My pre-nup will indicate that I’m allowed to unplug your life support system should my phone need charging.
They dug up a skeleton on my street. Crazy to think that somewhere out there someone is walking around without a skeleton
A word of caution from someone who took two (2) of his kids to their initial orthodontist appointments today: Before you decide that you can afford to have children, remember that children have teeth.
Whatever you do, always give 100%. Unless you’re donating blood
Everyone wants gift cards now so on Christmas morning it’s just a lot of passing envelopes. It looks like a mob wedding.
I’m on a strict seafood diet where I cover everything in salt.
My car has a sunroof, but I consider it more of a middle finger display hatch.
me: psst, wanna see a dead body
nurse at my first surgery: no
I switched to brown eggs but can barely taste the chocolate. Huge disappointment.
I just took out a second mortgage on my house in case I get hungry at the airport tomorrow.
Me: Do the dishes.
10-year-old: That’s the worst possible thing you could say to me.
Me: Do the dishes all week.
You know it was a good party when the neighbor sends you a text to say they managed to get your bra off their roof
<job interview>
Do you prefer to deal with things in person or over the phone?me: no
“She loves me not…”
: Picks last petal :
“She LOVES ME!”Flower: “…NOT! LOL nerd”
: Whips out hidden petal shaped like middle finger :
[accidentally hits Siri in high school classroom]

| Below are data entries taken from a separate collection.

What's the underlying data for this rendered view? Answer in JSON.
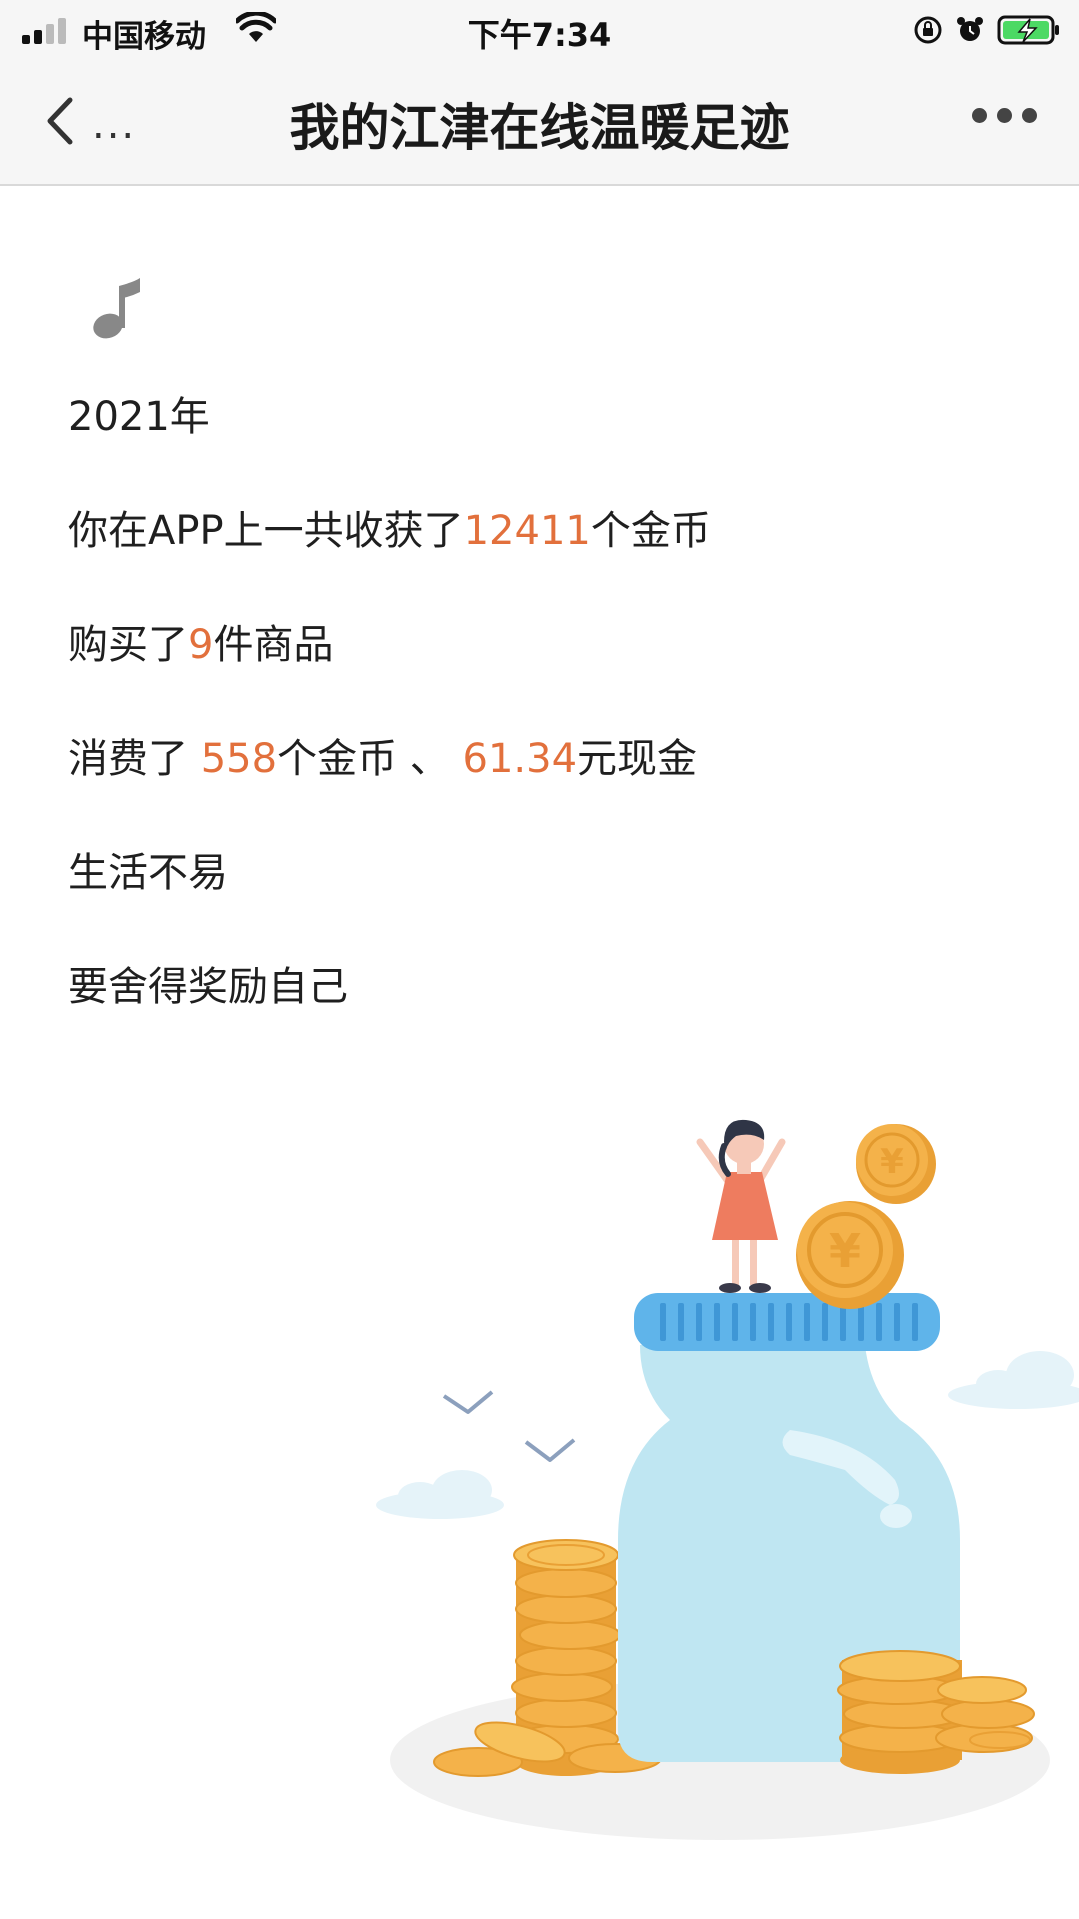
{
  "status_bar": {
    "carrier": "中国移动",
    "time": "下午7:34",
    "icons": [
      "signal-icon",
      "wifi-icon",
      "orientation-lock-icon",
      "alarm-icon",
      "battery-charging-icon"
    ]
  },
  "nav": {
    "back_more": "...",
    "title": "我的江津在线温暖足迹",
    "icons": [
      "back-icon",
      "more-icon"
    ]
  },
  "content": {
    "music_icon": "music-note-icon",
    "year": "2021年",
    "coins_line": {
      "before": "你在APP上一共收获了",
      "coins": "12411",
      "after": "个金币"
    },
    "purchase_line": {
      "before": "购买了",
      "count": "9",
      "after": "件商品"
    },
    "spend_line": {
      "before": "消费了 ",
      "coins": "558",
      "middle": "个金币 、 ",
      "cash": "61.34",
      "after": "元现金"
    },
    "life_line": "生活不易",
    "reward_line": "要舍得奖励自己"
  },
  "colors": {
    "highlight": "#e2703c",
    "jar": "#bfe6f2",
    "lid": "#5fb4ea",
    "coin": "#f4b24a"
  }
}
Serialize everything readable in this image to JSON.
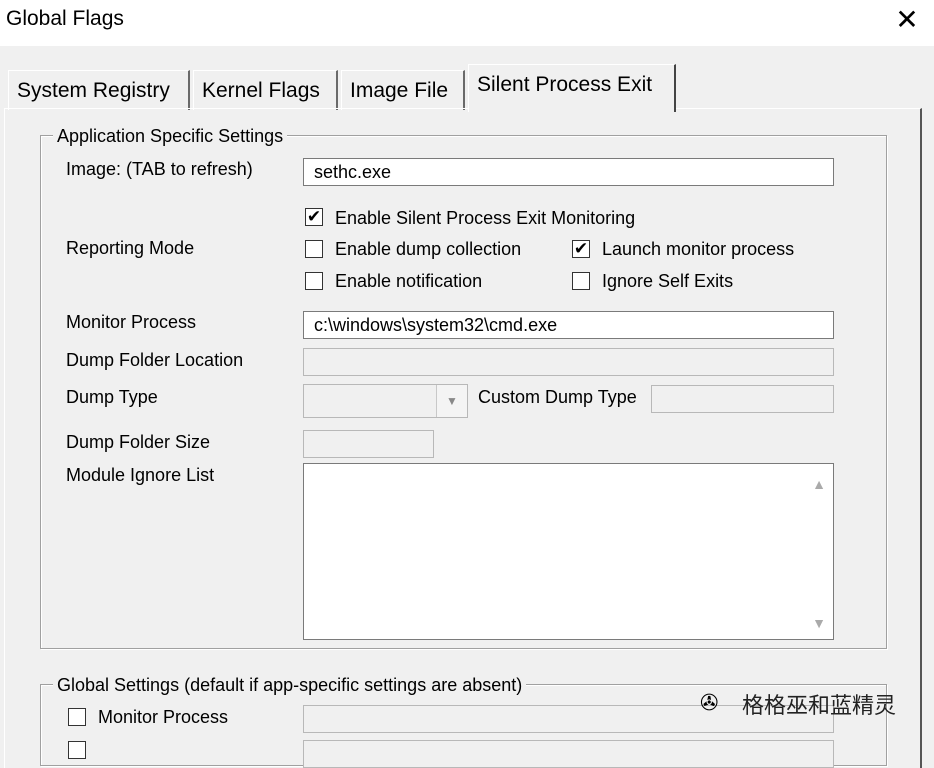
{
  "window": {
    "title": "Global Flags",
    "close_glyph": "✕"
  },
  "tabs": [
    {
      "label": "System Registry"
    },
    {
      "label": "Kernel Flags"
    },
    {
      "label": "Image File"
    },
    {
      "label": "Silent Process Exit",
      "active": true
    }
  ],
  "app_settings": {
    "legend": "Application Specific Settings",
    "image_label": "Image:  (TAB to refresh)",
    "image_value": "sethc.exe",
    "reporting_label": "Reporting Mode",
    "checkboxes": {
      "enable_monitoring": {
        "label": "Enable Silent Process Exit Monitoring",
        "checked": true,
        "mark": "✔"
      },
      "enable_dump": {
        "label": "Enable dump collection",
        "checked": false,
        "mark": ""
      },
      "launch_monitor": {
        "label": "Launch monitor process",
        "checked": true,
        "mark": "✔"
      },
      "enable_notification": {
        "label": "Enable notification",
        "checked": false,
        "mark": ""
      },
      "ignore_self_exits": {
        "label": "Ignore Self Exits",
        "checked": false,
        "mark": ""
      }
    },
    "monitor_process_label": "Monitor Process",
    "monitor_process_value": "c:\\windows\\system32\\cmd.exe",
    "dump_folder_location_label": "Dump Folder Location",
    "dump_folder_location_value": "",
    "dump_type_label": "Dump Type",
    "dump_type_value": "",
    "custom_dump_type_label": "Custom Dump Type",
    "custom_dump_type_value": "",
    "dump_folder_size_label": "Dump Folder Size",
    "dump_folder_size_value": "",
    "module_ignore_list_label": "Module Ignore List"
  },
  "global_settings": {
    "legend": "Global Settings (default if app-specific settings are absent)",
    "monitor_process_label": "Monitor Process",
    "monitor_process_checked": false
  },
  "icons": {
    "dropdown": "▼",
    "scroll_up": "▲",
    "scroll_down": "▼",
    "wechat": "✇"
  },
  "watermark": {
    "text": "格格巫和蓝精灵"
  },
  "colors": {
    "background": "#f0f0f0",
    "field": "#ffffff",
    "border": "#7a7a7a"
  }
}
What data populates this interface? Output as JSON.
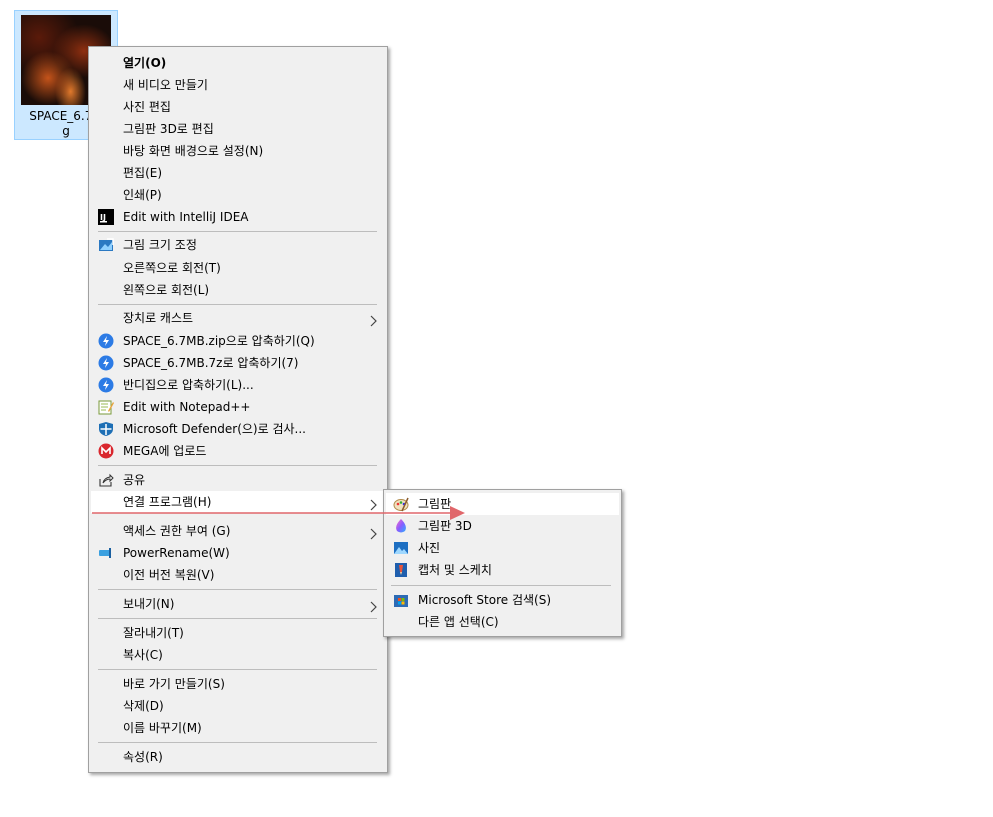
{
  "file": {
    "name": "SPACE_6.7MB.jpg",
    "label_line1": "SPACE_6.7M",
    "label_line2": "g"
  },
  "context_menu": {
    "open": "열기(O)",
    "new_video": "새 비디오 만들기",
    "edit_photo": "사진 편집",
    "paint3d_edit": "그림판 3D로 편집",
    "set_wallpaper": "바탕 화면 배경으로 설정(N)",
    "edit": "편집(E)",
    "print": "인쇄(P)",
    "intellij": "Edit with IntelliJ IDEA",
    "resize": "그림 크기 조정",
    "rotate_right": "오른쪽으로 회전(T)",
    "rotate_left": "왼쪽으로 회전(L)",
    "cast": "장치로 캐스트",
    "zip": "SPACE_6.7MB.zip으로 압축하기(Q)",
    "sevenz": "SPACE_6.7MB.7z로 압축하기(7)",
    "bandizip": "반디집으로 압축하기(L)...",
    "notepadpp": "Edit with Notepad++",
    "defender": "Microsoft Defender(으)로 검사...",
    "mega": "MEGA에 업로드",
    "share": "공유",
    "open_with": "연결 프로그램(H)",
    "access": "액세스 권한 부여 (G)",
    "powerrename": "PowerRename(W)",
    "restore": "이전 버전 복원(V)",
    "send_to": "보내기(N)",
    "cut": "잘라내기(T)",
    "copy": "복사(C)",
    "shortcut": "바로 가기 만들기(S)",
    "delete": "삭제(D)",
    "rename": "이름 바꾸기(M)",
    "properties": "속성(R)"
  },
  "open_with_submenu": {
    "paint": "그림판",
    "paint3d": "그림판 3D",
    "photos": "사진",
    "snip": "캡처 및 스케치",
    "store": "Microsoft Store 검색(S)",
    "other": "다른 앱 선택(C)"
  },
  "colors": {
    "accent_arrow": "#e0676b",
    "highlight": "#ffffff",
    "menu_bg": "#f0f0f0"
  }
}
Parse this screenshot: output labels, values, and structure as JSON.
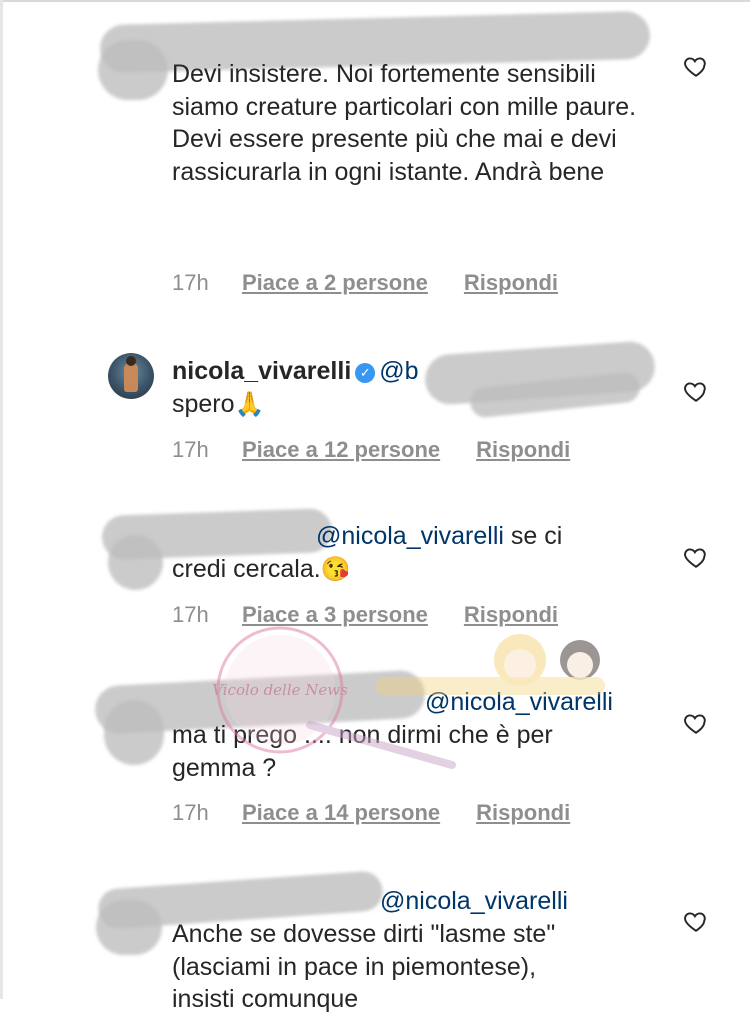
{
  "comments": [
    {
      "text": "Devi insistere. Noi fortemente sensibili siamo creature particolari con mille paure. Devi essere presente più che mai e devi rassicurarla in ogni istante. Andrà bene",
      "time": "17h",
      "likes": "Piace a 2 persone",
      "reply": "Rispondi"
    },
    {
      "username": "nicola_vivarelli",
      "mention_fragment": "@b",
      "text": "spero",
      "emoji": "🙏",
      "time": "17h",
      "likes": "Piace a 12 persone",
      "reply": "Rispondi"
    },
    {
      "mention": "@nicola_vivarelli",
      "text_line1": " se ci",
      "text_line2": "credi cercala.",
      "emoji": "😘",
      "time": "17h",
      "likes": "Piace a 3 persone",
      "reply": "Rispondi"
    },
    {
      "mention": "@nicola_vivarelli",
      "text": "ma ti prego .... non dirmi che è per gemma ?",
      "time": "17h",
      "likes": "Piace a 14 persone",
      "reply": "Rispondi"
    },
    {
      "mention": "@nicola_vivarelli",
      "text": "Anche se dovesse dirti \"lasme ste\" (lasciami in pace in piemontese), insisti comunque"
    }
  ],
  "watermark": {
    "brand_text": "Vicolo delle News"
  },
  "colors": {
    "text": "#262626",
    "meta": "#8e8e8e",
    "mention": "#003569",
    "verified": "#3897f0"
  }
}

Siri: what can I do for you, #1 God of Sex?
[every boy in the class checks their phone]
1st grade: Color inside the lines.
10th grade: Color outside the lines.
Art School: Snort the lines and then go color.
My last husband’s name is Don. I just added an E to it and walked away.
The way I dealt with that unexpected cobweb to the face tells me I probably wouldn’t have been much use in Vietnam.
Annoying to think of how many lives on the Titanic could have been saved if only they had seen the movie.
*attaches canes horizontally to dozens of old man walkers
*watches slowest jousting match ever
Kenny told me if he had a time machine he’d go back to 1955 and sleep with Marilyn Monroe as if time was the only thing preventing this from ever happening.
Doctor: Did you remember to bring a list of medications that you’re taking?
Me: (Snaps wrist to unroll a scroll that touches the floor.)
me: [putting socks on after sex]
her: now you have two pairs on
*i maintain solid eye contact with my boss, who is in the process of firing me for eating on the job, as i slowly pull out a chalupa from my coat pocket & begin eating it*
One time I accidentally listened to a John Mayer song & spontaneously generated 2 thumb rings before it was over.